Chris's Wiki :: blog/sysadmin/AutoconfValuableFeatures

submited by
Style Pass
2024-04-28 10:30:04

In the wake of the XZ Utils backdoor, which involved GNU Autoconf, it has been popular to suggest that Autoconf should go away. Some of the people suggesting this have also been proposing that the replacement for Autoconf and the 'configure' scripts it generates be something simpler. As a system administrator who interacts with configure scripts (and autoconf) and who deals with building projects such as OpenZFS, it is my view that people proposing simpler replacements may not be seeing the features that people like me find valuable in practice.

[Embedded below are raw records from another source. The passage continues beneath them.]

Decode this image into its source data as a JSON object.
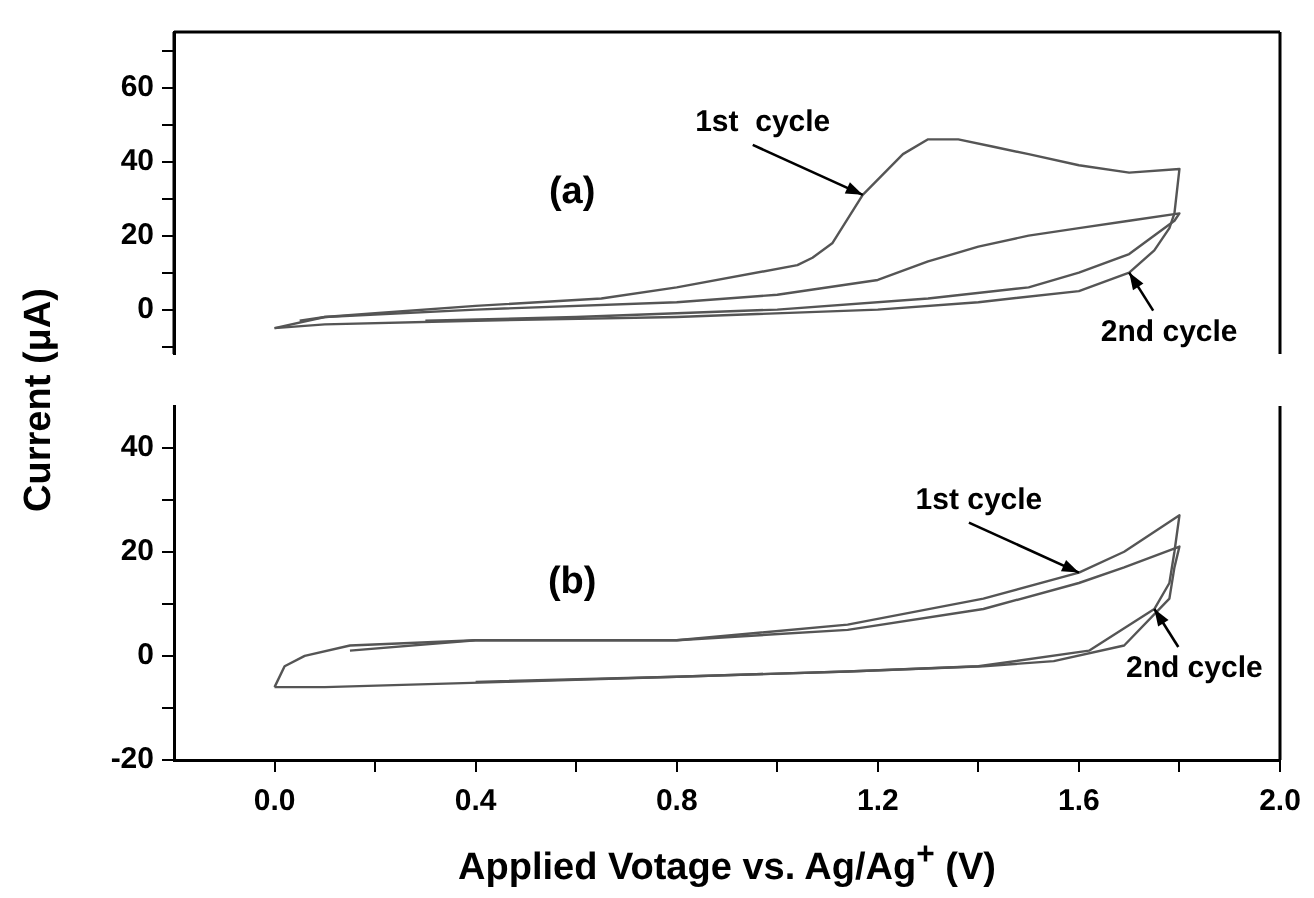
{
  "chart_data": [
    {
      "type": "line",
      "ylabel": "Current  (μA)",
      "marker": "none",
      "tick_labels": "y",
      "xlim": [
        -0.2,
        2.0
      ],
      "ylim": [
        -12,
        75
      ],
      "yticks": [
        {
          "value": -10,
          "label": null
        },
        0,
        {
          "value": 10,
          "label": null
        },
        20,
        {
          "value": 30,
          "label": null
        },
        40,
        {
          "value": 50,
          "label": null
        },
        60,
        {
          "value": 70,
          "label": null
        }
      ],
      "annotations": [
        "(a)",
        {
          "text": "1st  cycle",
          "x": 1.17,
          "y": 31
        },
        {
          "text": "2nd cycle",
          "x": 1.7,
          "y": 10
        }
      ],
      "series": [
        {
          "color": "#555555",
          "x": [
            0.05,
            0.1,
            0.2,
            0.4,
            0.65,
            0.8,
            1.04,
            1.07,
            1.11,
            1.17,
            1.25,
            1.3,
            1.36,
            1.43,
            1.5,
            1.6,
            1.7,
            1.8,
            1.79,
            1.78,
            1.75,
            1.7,
            1.6,
            1.4,
            1.2,
            0.8,
            0.4,
            0.1,
            0
          ],
          "values": [
            -3,
            -2,
            -1,
            1,
            3,
            6,
            12,
            14,
            18,
            31,
            42,
            46,
            46,
            44,
            42,
            39,
            37,
            38,
            26,
            22,
            16,
            10,
            5,
            2,
            0,
            -2,
            -3,
            -4,
            -5
          ]
        },
        {
          "color": "#555555",
          "x": [
            0,
            0.1,
            0.4,
            0.8,
            1.0,
            1.2,
            1.3,
            1.4,
            1.5,
            1.6,
            1.7,
            1.8,
            1.79,
            1.75,
            1.7,
            1.6,
            1.5,
            1.3,
            1.0,
            0.6,
            0.3
          ],
          "values": [
            -5,
            -2,
            0,
            2,
            4,
            8,
            13,
            17,
            20,
            22,
            24,
            26,
            24,
            20,
            15,
            10,
            6,
            3,
            0,
            -2,
            -3
          ]
        }
      ]
    },
    {
      "type": "line",
      "xlabel": "Applied Votage vs. Ag/Ag$^{+}$ (V)",
      "marker": "none",
      "xlim": [
        -0.2,
        2.0
      ],
      "ylim": [
        -20,
        48
      ],
      "xticks": [
        {
          "value": 0,
          "label": "0.0"
        },
        {
          "value": 0.2,
          "label": null
        },
        0.4,
        {
          "value": 0.6,
          "label": null
        },
        0.8,
        {
          "value": 1.0,
          "label": null
        },
        1.2,
        {
          "value": 1.4,
          "label": null
        },
        1.6,
        {
          "value": 1.8,
          "label": null
        },
        {
          "value": 2,
          "label": "2.0"
        }
      ],
      "yticks": [
        -20,
        {
          "value": -10,
          "label": null
        },
        0,
        {
          "value": 10,
          "label": null
        },
        20,
        {
          "value": 30,
          "label": null
        },
        40
      ],
      "annotations": [
        "(b)",
        {
          "text": "1st cycle",
          "x": 1.6,
          "y": 16
        },
        {
          "text": "2nd cycle",
          "x": 1.75,
          "y": 9
        }
      ],
      "series": [
        {
          "color": "#555555",
          "x": [
            0.15,
            0.4,
            0.8,
            1.14,
            1.41,
            1.6,
            1.69,
            1.8,
            1.79,
            1.78,
            1.75,
            1.62,
            1.4,
            1.14,
            0.8,
            0.46,
            0.1,
            0
          ],
          "values": [
            1,
            3,
            3,
            6,
            11,
            16,
            20,
            27,
            20,
            14,
            9,
            1,
            -2,
            -3,
            -4,
            -5,
            -6,
            -6
          ]
        },
        {
          "color": "#555555",
          "x": [
            0,
            0.02,
            0.06,
            0.15,
            0.4,
            0.8,
            1.14,
            1.41,
            1.6,
            1.69,
            1.8,
            1.79,
            1.78,
            1.69,
            1.55,
            1.41,
            1.14,
            0.8,
            0.4
          ],
          "values": [
            -6,
            -2,
            0,
            2,
            3,
            3,
            5,
            9,
            14,
            17,
            21,
            17,
            11,
            2,
            -1,
            -2,
            -3,
            -4,
            -5
          ]
        }
      ]
    }
  ]
}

Projects such as OpenZFS and others rely on their configuration system to detect various aspects of the system they're being built on that can't simply be assumed. For OpenZFS, this includes various aspects of the (internal) kernel 'API'; for other projects, such as conserver, this covers things like whether or not the system has IPMI libraries available. As a system administrator building these projects, I want them to automatically detect all of this rather than forcing me to do it by hand to set build options (or demanding that I install all of the libraries and so on that they might possibly want to use).

As a system administrator, one large thing that I find valuable about configure is that it doesn't require me to change anything shipped with the software in order to configure the software. I can configure the software using a command line, which means that I can use various means to save and recall that command line, ranging from 'how to build this here' documentation to automated scripts.